How MI6 was given free hand in 1953 Iran coup: Report

How MI6 was given free hand in 1953 Iran coup: Report

A report shows how an MI6 intelligence officer was allowed to spend as much money as he desired to overthrow Iran’s first democratically-elected government of Mohammad Mosaddeq and restore the Pahlavi regime in 1953.

“My brief was very simple,” said the officer, Norman Darbyshire, according to transcripts censored out of the 1980s Granada documentary, titled “End of Empire,” The Guardian revealed in a report on Sunday. “Go out there, don’t inform the ambassador, and use the intelligence service for any money you might need to secure the overthrow of Mosaddegh by legal or quasi-legal means,” the transcript went on.

The MI6 officer, who died in 1993, goes on to explain that he spent “vast sums of money, well over a million-and-a-half pounds,” adding, “I was personally giving orders and directing the street uprising.”

The Iranian premier, Mosaddeq had played a key role in the country’s 1951 movement that resulted in the nationalization of Iran’s oil industry, which had been mainly controlled by the British-owned Anglo-Iranian Oil Company (AIOC), now known as BP.

“[Former British] Prime Minister Winston Churchill opposed the rule of the country’s first democratic leader, Mohammad Mosaddegh, largely because it threatened Britain’s interests in Iran’s oil industry,” The Guardian likewise notes.

In August 1953, the British intelligence agency and its American counterpart, the CIA, initiated the coup by the Iranian military, setting off a series of events, including riots on the streets of the capital Tehran, which led to the overthrow and arrest of Mosaddeq.

The coup, which was followed by the temporary rule of CIA- and MI6-approved General Fazlollah Zahedi, enabled the monarch, Mohammad-Reza Pahlavi’s return from exile in Italy.
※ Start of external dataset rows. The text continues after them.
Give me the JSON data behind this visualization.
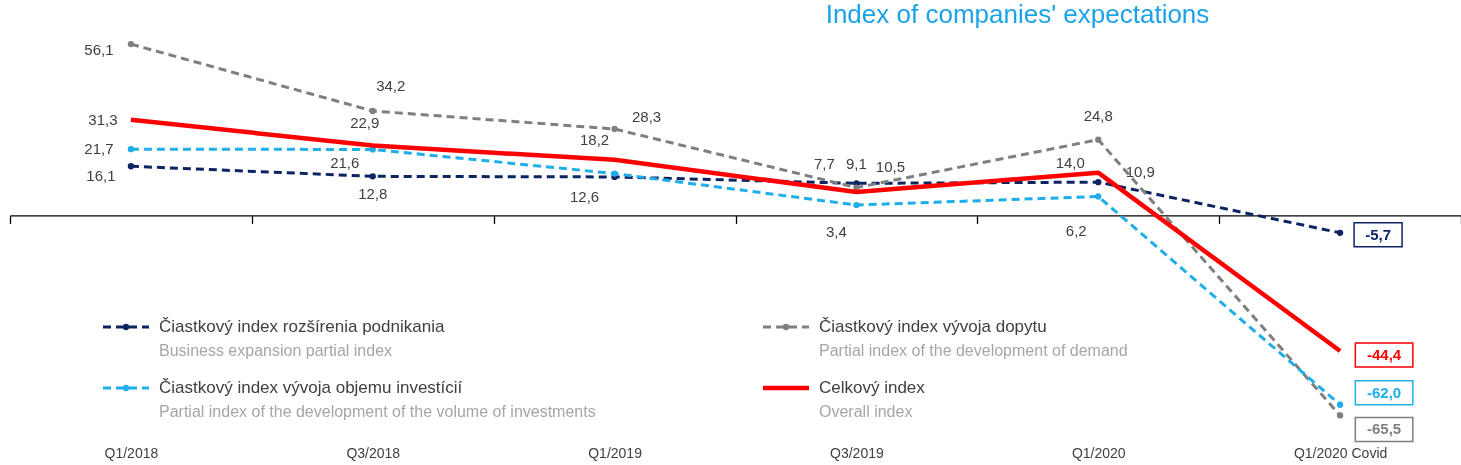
{
  "chart_data": {
    "type": "line",
    "title": "Index of companies' expectations",
    "categories": [
      "Q1/2018",
      "Q3/2018",
      "Q1/2019",
      "Q3/2019",
      "Q1/2020",
      "Q1/2020 Covid"
    ],
    "series": [
      {
        "name": "Čiastkový index rozšírenia podnikania\nBusiness expansion partial index",
        "color": "#0c2461",
        "values": [
          16.1,
          12.8,
          12.6,
          10.5,
          10.9,
          -5.7
        ],
        "value_labels": [
          "16,1",
          "12,8",
          "12,6",
          "10,5",
          "10,9",
          "-5,7"
        ],
        "line_style": "dashed",
        "marker": "circle"
      },
      {
        "name": "Čiastkový index vývoja dopytu\nPartial index of the development of demand",
        "color": "#7f7f7f",
        "values": [
          56.1,
          34.2,
          28.3,
          9.1,
          24.8,
          -65.5
        ],
        "value_labels": [
          "56,1",
          "34,2",
          "28,3",
          "9,1",
          "24,8",
          "-65,5"
        ],
        "line_style": "dashed",
        "marker": "circle"
      },
      {
        "name": "Čiastkový index vývoja objemu investícií\nPartial index of the development of the volume of investments",
        "color": "#1eaeea",
        "values": [
          21.7,
          21.6,
          13.7,
          3.4,
          6.2,
          -62.0
        ],
        "value_labels": [
          "21,7",
          "21,6",
          null,
          "3,4",
          "6,2",
          "-62,0"
        ],
        "line_style": "dashed",
        "marker": "circle"
      },
      {
        "name": "Celkový index\nOverall index",
        "color": "#ff0000",
        "values": [
          31.3,
          22.9,
          18.2,
          7.7,
          14.0,
          -44.4
        ],
        "value_labels": [
          "31,3",
          "22,9",
          "18,2",
          "7,7",
          "14,0",
          "-44,4"
        ],
        "line_style": "solid",
        "marker": "none"
      }
    ],
    "legend": "bottom",
    "tick_labels": "x"
  }
}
It also consolidated the monarch's rule for the following 26 years until the victory of Iran’s Islamic Revolution in 1979, led by Imam Khomeini, which toppled the Pahlavi regime.
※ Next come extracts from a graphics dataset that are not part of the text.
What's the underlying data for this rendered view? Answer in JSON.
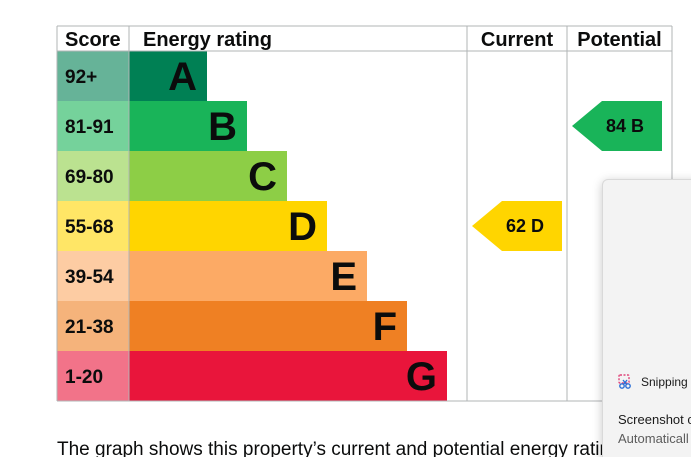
{
  "chart_data": {
    "type": "bar",
    "headers": {
      "score": "Score",
      "rating": "Energy rating",
      "current": "Current",
      "potential": "Potential"
    },
    "bands": [
      {
        "score_range": "92+",
        "letter": "A",
        "color": "#008054",
        "min": 92,
        "max": 100
      },
      {
        "score_range": "81-91",
        "letter": "B",
        "color": "#19b459",
        "min": 81,
        "max": 91
      },
      {
        "score_range": "69-80",
        "letter": "C",
        "color": "#8dce46",
        "min": 69,
        "max": 80
      },
      {
        "score_range": "55-68",
        "letter": "D",
        "color": "#ffd500",
        "min": 55,
        "max": 68
      },
      {
        "score_range": "39-54",
        "letter": "E",
        "color": "#fcaa65",
        "min": 39,
        "max": 54
      },
      {
        "score_range": "21-38",
        "letter": "F",
        "color": "#ef8023",
        "min": 21,
        "max": 38
      },
      {
        "score_range": "1-20",
        "letter": "G",
        "color": "#e9153b",
        "min": 1,
        "max": 20
      }
    ],
    "current": {
      "value": 62,
      "letter": "D",
      "label": "62  D",
      "color": "#ffd500"
    },
    "potential": {
      "value": 84,
      "letter": "B",
      "label": "84  B",
      "color": "#19b459"
    }
  },
  "caption": "The graph shows this property’s current and potential energy rating",
  "toast": {
    "app_name": "Snipping",
    "title": "Screenshot c",
    "body": "Automaticall",
    "app_icon": "scissors-icon"
  }
}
Mosaddeq, who was convicted of treason by a court martial after the coup, served three years in solitary confinement and eventually died under house arrest in exile in 1967.

The historic overthrow, though, is still given as a reason for the Iranians' mistrust of the UK and the US.

Anti-British colonialism day

The censored transcript of the MI6 officer Darbyshire’s remarks was discovered by Taghi Amirani, a film director, who used it in a documentary that was released last August under the title “Coup 53.”

“Coup 53 now makes a clear case that the British were orchestrating an uprising, going as far as kidnapping, torturing, and paying for protesters to go out on to the streets of Tehran,” The Guardian writes.

“This coup shaped not only western relations with Iran for 60 years, but changed the Middle East. Imagine if there had been a democracy there,” Amirani was quoted by the paper as saying.

Experts say the upheaval, known in Iran as the 28 Mordad Coup, was aimed at making sure the Iranian monarchy would safeguard the West's oil interests in the country.

The MI6 and CIA’s role was first revealed in a 1985 news story by The Observer, The Guardian’s sister paper, but the report was suppressed. Nor did the “End of Empire” series get to feature either Darbyshire or his testimony.